The passage of the ordinance was not without controversy, and its viability has been called into question by members of the business community and the Pennsylvania Legislature. For example, Comcast threatened to sue Philadelphia for a purported violation of employers’ First Amendment rights, claiming that there is no evidence to suggest that inquiring about wage history perpetuates discrimination, and therefore Philadelphia cannot justify curtailing employers’ rights to ask.
The Philadelphia Chamber of Commerce has echoed Comcast’s concerns regarding evidentiary support, and initiated a lawsuit in Federal court, arguing that the ordinance suppresses employers’ free speech rights in violation of the First Amendment to the United States Constitution. The Chamber of Commerce of Greater Philadelphia v. City of Philadelphia and Philadelphia Commission on Human Relations, No. 17-1548 (E.D. Pa. filed April 6, 2017). The United States District Court stayed the effective date of the ordinance pending resolution of a motion for a preliminary injunction.
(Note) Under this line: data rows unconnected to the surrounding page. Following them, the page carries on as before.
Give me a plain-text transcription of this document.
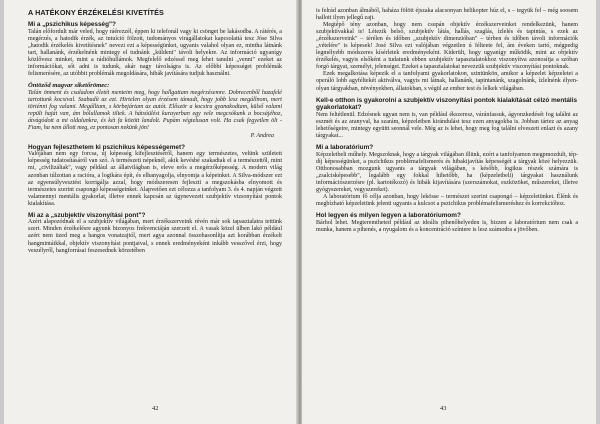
A HATÉKONY ÉRZÉKELÉSI KIVETÍTÉS
Mi a „pszichikus képesség"?

Talán előfordult már veled, hogy ráérezzél, éppen ki telefonál vagy ki csönget be lakásodba. A rátérés, a megérzés, a hatodik érzék, az intuíció fölzott, tudományos virágállatokat kapcsolattá tesz Jóse Silva „hatodik érzékelés kivetítésnek" nevezi ezt a képességünket, ugyanis valahol olyan ez, mintha látnánk tart, hallanánk, érzékelnénk mintegy el tudnánk „küldeni" távoli helyekre. Az információ ugyanígy közlővesz minket, mint a rádióhullámok. Megfelelő edzéssel meg lehet tanulni „venni" ezeket az információkat, sőt adni is tudunk, akár nagy távolságra is. Az előbbi képességet problémák felismerésére, az utóbbit problémák megoldására, hibák javítására tudjuk használni.

Öntöződ magvar siketőrömec:

Talán önmeni és csaladom életét menteim meg, hogy hallgattam megérzésemre. Dobrecenből hazafelé tartottunk kocsival. Szabadít az ezt. Hirtelen olyan érzésem támadt, hogy jobb lesz megállnom, mert történni fog valami. Megálltam, s körbejártam az autót. Először a kocsira gyanakodtam, külső valami repült haját van, ám bólullamok tiltek. A hátsóülést kurayerban egy vele megcsókunk a bocsájéhoz, átvágódott a mi oldalunkra, és két fa között landolt. Pupám végtelusan volt. Ha csak fegyetlen ölt - Fiam, ha nem állott meg, ez pontosan nekünk jön!

P. Andrea
Hogyan fejleszthetem ki pszichikus képességemet?

Valójában nem egy forcsa, új képesség kifejlesztéséről, hanem egy természetes, velünk született képesség tudatosításáról van szó. A természeti népeknél, akik kevésbé szakadtak el a természettől, mint mi, „civilizáltak", vagy például az állatvilágban is, eleve erős a megérzőképesség. A modern világ azonban túlzottan a racióra, a logikára épít, és elhanyagolja, elnyomja a képeinket. A Silva-módszer ezt az egyensúlyvesztést korrigálja azzal, hogy módszeresen fejleszti a megszokásba elnyomott és természetes szerint csapongó képességeinket. Alapvetően ezt célozza a tanfolyam 3. és 4. napján végzett valamennyi mentális gyakorlat, illetve ennek kapcsán az úgynevezett szubjektív vizsonyítási pontok kialakítása.

Mi az a „szubjektív viszonyítási pont"?

Azért alapozódnak el a szubjektív világában, mert érzékszerveink révén már sok tapasztalatra tettünk szert. Minden érzékelésre agyunk bizonyos frekvenciáján szerzett el. A vasak közel ülben lakó például azért nem üzed meg a hangos vonatzajtól, mert agya azonnal összehasonlítja azt korábban érzékelt hangmintáikkal, objektív viszonyítási pontjaival, s ennek eredményeként inkább vesszővel érzi, hogy veszélyről, hangforrásai feszesednek körzetében

42

is felrád azonban álmából, haháza fölött éjszaka alacsonyan helikopter húz el, s – tegyük fel – még soosem hallott ilyen jellegű zajt.

Megtépő tény azonban, hogy nem csupán objektív érzékszerveinket rendelkezünk, hanem szubjektívakkal is! Létezik belső, szubjektív látás, hallás, szaglás, ízlelés és tapintás, s ezek az „érzékszerveink" – térélen és időben „szubjektív dimenzióban" – térben és időben távoli információk „vételére" is képesek! José Silva ezt valójában végzetlen ú félteete fel, ám éveken tartó, mégpedig legmélyebb módszeres kísérletek eredményeként. Kiderült, hogy ugyanígy működik, mint az objektív érzékelés, vagyis elsőként a tudatunk ebben szubjektív tapasztalatokhoz viszonyítva azonosítja a szóban forgó tárgyat, személyt, jelenséget. Ezeket a tapasztalatokat nevezzük szubjektív viszonyítási pontoknak.

Ezek megalkotása képezik el a tanfolyami gyakorlatokon, szintünkön, amikor a képzelet képzeletei a operáló lobb agyféltekét aktiválva, vagyis mi látnak, hallanánk, tapintanánk, szagolnánk, ízlelnénk élyen-olyan tárgyakban, növényekben, állatokban, s végül az ember test és lelkek világában.

Kell-e otthon is gyakorolni a szubjektív viszonyítási pontok kialakítását célzó mentális gyakorlatokat?

Nem feltétlenül. Edzésnek ugyan nem is, van például ékszeresz, váránfassuk, ágyonzkedését fog találni az eszmét és az aranyval, ha szarám, képzeletben kirándulást tesz ezen anyagokba is. Jobban tártez az anyag lehetőségeire, mintegy együttt seonnál vele. Még az is lehet, hogy meg fog találni elveszett enlazt és azany tárgyakat...

Mi a laboratórium?

Képzeletbeli műhely. Megszoknak, hogy a tárgyak világában illünk, ezért a tanfolyamon megpmozdult, tép-díj képességünket, a pszichikus problémafelismerés és hibakijavítás képességét a tárgyak közé helyezzük. Otthonosabban mozgunk ugyanis a tárgyak világában, s később, logikus részek számára is „zsalcisképesebb", legalább egy fokkal hihetőbb, ha (képzeletbeli) tárgyakat használunk információszerzésre (pl. kartotékozó) és hibák kijavítására (szerszámokat, eszközöket, műszereket, illetve gyógyszereket, vegyszereket).

A laboratórium fő célja azonban, hogy lekösse – természet szerint csapongó – képzeletünket. Élénk és megbízható képzeletünk jelenti ugyanis a kulcsot a pszichikus problémafelismeréshez és korrekcióhoz.

Hol legyen és milyen legyen a laboratóriumom?

Bárhol lehet. Megteremtheted például az ideális pihenőhelyeden is, bizzen a laboratórium nem csak a munka, hanem a pihenés, a nyugalom és a koncentráció színtere is lesz számodra a jövőben.

43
The ordinance faces challenges at the state level, as well. On February 8, 2017, the Pennsylvania Senate passed Senate Bill 241, which prohibits discrimination in pay based upon gender, retaliation for filing complaints about wage discrimination, and policies that prohibit employees from discussing their salaries. Interestingly, Bill No. 241 included an eleventh-hour amendment that states that any local ordinance or rule concerning the subject matter of the act-prohibiting discrimination in wage rates because of sex-will be preempted and superseded by the state law. In other words, it not only will override the Philadelphia ordinance (with no replacement) if enacted, but also will prevent any other locality from enacting similar legislation.
The ordinance was supposed to take effect on May 23, 2017, although its fate in light of the Federal court stay and current challenges is unclear. Similarly, Pittsburgh recently has enacted legislation that prohibits the city from inquiring about a candidate’s salary history or relying on salary history during the hiring process; however, this bill also is tied up in litigation. Finally, several jurisdictions, including Maryland, have been pursuing statewide legislation with the same goals. During the 2017 legislative session in Maryland, House Bill 398 was introduced. The bill prohibited employers with 15 or more employees from inquiring into a prospective employee’s prior salary history. The bill did not make it through the Senate during the 2017 legislative session, but is likely to be reintroduced in 2018.
Despite the uncertainty of some of the legislation, employers should consider modifying their application process to prevent inquiry into or consideration of wage history. This new standard of practice could spread faster than expected due to the wide number of businesses that operate both in Philadelphia and other jurisdictions. Many businesses likely will implement standard job applications and interview procedures tailored to the new ordinances and legislation, causing business branches in other areas to eliminate prior salary questioning as well. Additionally, to ensure that an employer can appropriately consider an applicant’s wage expectations (independent of history) and to protect against claims if an applicant willingly discloses wage history, it is highly recommended that employers with locations in Philadelphia provide all applicants with a written disclosure of the applicant’s rights under the Fair Practices Ordinance.